Danone membantah, mombassador itu murni berbagi informasi, bukan untuk mempromosikan produk susu formula bayi. Mereka memastikan semua partisipan mombassador tetap mengacu pada prinsip-prinsip Kode WHO, aturan pengganti asi (BMS) milik Danone, dan regulasi lainnya.

Nestle dan Danone menegaskan program itu tidak melanggar hukum di Indonesia, kebijakan perusahaan, maupun Kode Internasional WHO untuk promosi produk pengganti ASI. “Kami mendukung kegiatan saling berbagi di antara para ibu melalui platform yang memberikan informasi terkait nutrisi dan pola asuh anak,” kata Danone lewat surat elektronik kepada Tempo. 

Danone menegaskan ASI adalah sumber nutrisi yang paling baik untuk bayi. Perusahaan menyebut terus mendukung pemberian ASI Eksklusif selama 6 bulan pertama dan diteruskan hingga usia 2 tahun atau lebih, disertai pemberian makanan pendamping ASI.

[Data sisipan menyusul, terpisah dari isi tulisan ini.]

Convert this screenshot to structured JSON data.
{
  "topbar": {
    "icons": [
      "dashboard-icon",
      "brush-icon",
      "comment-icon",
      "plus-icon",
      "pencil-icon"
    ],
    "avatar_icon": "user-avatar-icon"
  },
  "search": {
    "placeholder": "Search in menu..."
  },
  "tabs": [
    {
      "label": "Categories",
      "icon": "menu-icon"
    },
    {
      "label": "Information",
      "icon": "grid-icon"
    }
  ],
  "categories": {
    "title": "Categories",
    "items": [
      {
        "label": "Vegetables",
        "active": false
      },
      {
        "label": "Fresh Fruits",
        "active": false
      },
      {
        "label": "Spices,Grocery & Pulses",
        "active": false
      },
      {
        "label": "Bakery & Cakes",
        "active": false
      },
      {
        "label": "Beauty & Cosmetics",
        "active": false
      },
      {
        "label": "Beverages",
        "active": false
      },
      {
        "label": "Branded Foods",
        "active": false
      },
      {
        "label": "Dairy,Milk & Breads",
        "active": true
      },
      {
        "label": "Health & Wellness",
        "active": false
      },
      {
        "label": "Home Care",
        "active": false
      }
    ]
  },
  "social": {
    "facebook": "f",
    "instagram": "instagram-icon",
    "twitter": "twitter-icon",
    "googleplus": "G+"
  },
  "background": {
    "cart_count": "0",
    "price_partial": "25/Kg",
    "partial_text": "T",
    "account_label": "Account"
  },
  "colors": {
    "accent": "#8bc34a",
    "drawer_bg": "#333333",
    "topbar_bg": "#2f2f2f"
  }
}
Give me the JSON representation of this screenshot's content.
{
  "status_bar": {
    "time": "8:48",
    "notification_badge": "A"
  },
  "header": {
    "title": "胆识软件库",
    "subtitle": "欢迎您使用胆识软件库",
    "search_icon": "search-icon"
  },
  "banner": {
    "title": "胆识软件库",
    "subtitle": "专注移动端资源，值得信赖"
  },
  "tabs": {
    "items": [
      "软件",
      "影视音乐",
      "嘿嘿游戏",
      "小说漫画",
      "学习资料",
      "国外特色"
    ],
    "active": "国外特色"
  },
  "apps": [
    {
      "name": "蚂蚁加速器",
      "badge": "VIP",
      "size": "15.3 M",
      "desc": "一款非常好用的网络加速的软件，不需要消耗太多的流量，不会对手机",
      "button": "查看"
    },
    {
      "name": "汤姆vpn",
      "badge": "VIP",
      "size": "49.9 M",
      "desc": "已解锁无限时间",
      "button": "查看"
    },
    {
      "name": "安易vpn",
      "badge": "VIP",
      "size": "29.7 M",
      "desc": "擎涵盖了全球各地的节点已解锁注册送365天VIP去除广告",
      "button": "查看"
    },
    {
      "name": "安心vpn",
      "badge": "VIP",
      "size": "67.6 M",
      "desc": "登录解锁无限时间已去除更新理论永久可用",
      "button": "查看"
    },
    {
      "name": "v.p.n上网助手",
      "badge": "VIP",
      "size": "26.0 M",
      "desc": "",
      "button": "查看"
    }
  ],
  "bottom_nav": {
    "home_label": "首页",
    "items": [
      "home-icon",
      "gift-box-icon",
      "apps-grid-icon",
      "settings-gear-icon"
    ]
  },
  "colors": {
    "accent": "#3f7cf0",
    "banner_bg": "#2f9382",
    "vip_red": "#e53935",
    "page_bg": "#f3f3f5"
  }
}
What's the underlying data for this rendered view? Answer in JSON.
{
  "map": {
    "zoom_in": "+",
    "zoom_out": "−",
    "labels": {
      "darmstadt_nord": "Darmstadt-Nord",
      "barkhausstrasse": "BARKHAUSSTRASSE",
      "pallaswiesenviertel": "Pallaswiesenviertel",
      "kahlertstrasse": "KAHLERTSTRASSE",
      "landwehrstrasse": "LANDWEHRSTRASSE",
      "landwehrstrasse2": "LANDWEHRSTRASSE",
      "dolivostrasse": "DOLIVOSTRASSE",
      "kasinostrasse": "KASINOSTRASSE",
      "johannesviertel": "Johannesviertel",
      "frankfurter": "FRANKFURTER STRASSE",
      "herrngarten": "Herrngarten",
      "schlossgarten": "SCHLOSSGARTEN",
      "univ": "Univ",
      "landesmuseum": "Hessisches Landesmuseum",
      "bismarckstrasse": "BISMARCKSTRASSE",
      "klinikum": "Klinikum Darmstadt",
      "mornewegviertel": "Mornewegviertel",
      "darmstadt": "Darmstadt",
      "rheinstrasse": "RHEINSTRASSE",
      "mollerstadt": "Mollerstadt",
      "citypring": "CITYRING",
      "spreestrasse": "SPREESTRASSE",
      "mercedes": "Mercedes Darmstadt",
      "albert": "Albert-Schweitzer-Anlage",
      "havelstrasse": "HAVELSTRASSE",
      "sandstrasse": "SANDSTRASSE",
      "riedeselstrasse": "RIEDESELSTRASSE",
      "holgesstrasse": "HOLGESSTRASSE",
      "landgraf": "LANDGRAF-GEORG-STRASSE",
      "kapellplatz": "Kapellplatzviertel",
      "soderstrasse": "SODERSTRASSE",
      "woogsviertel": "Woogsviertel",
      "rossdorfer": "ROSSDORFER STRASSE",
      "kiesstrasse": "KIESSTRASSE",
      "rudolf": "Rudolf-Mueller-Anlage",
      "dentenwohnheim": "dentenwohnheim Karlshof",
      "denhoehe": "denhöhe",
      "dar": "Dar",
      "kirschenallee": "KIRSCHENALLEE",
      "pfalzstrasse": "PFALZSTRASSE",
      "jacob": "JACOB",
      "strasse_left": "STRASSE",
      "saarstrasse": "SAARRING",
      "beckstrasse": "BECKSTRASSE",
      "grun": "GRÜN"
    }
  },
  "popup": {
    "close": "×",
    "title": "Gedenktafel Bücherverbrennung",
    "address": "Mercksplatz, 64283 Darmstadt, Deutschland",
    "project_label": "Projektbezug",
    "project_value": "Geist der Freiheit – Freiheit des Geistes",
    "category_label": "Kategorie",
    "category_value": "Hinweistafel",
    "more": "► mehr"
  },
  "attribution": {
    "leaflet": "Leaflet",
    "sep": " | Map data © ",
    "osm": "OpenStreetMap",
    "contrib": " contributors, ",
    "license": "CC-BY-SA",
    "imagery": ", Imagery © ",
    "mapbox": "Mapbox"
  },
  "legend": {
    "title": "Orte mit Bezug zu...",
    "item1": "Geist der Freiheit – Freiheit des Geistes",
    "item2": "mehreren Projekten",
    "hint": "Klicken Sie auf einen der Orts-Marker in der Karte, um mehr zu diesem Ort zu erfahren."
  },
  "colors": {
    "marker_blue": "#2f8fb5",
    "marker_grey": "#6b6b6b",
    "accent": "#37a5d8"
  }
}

Bantahan juga disampaikan Nestle. Direktur Corporate Affairs Dancow Debora R. Tjandrakusuma mengatakan Dancow bukan susu formula, melainkan susu pertumbuhan untuk anak di atas 1 tahun. Produk ini, merupakan makanan pendamping dalam masa transisi ke diet keluarga yang bervariasi.

Menurut Ketua Asosiasi Ibu menyusui Indonesia (AIMI), Nia Umar, Perusahaan itu berpromosi secara bebas. Tetapi mereka tidak melanggar hukum karena tahu celahnya, Dia meyakini para produsen susu formula memanfaatkan celah pada protokol WHO. “Karena celah itu sangat besar, mereka secara tidak etis memanfaatkanya untuk promosi.”  Jelasnya pada pertengahan Juli lalu (eros).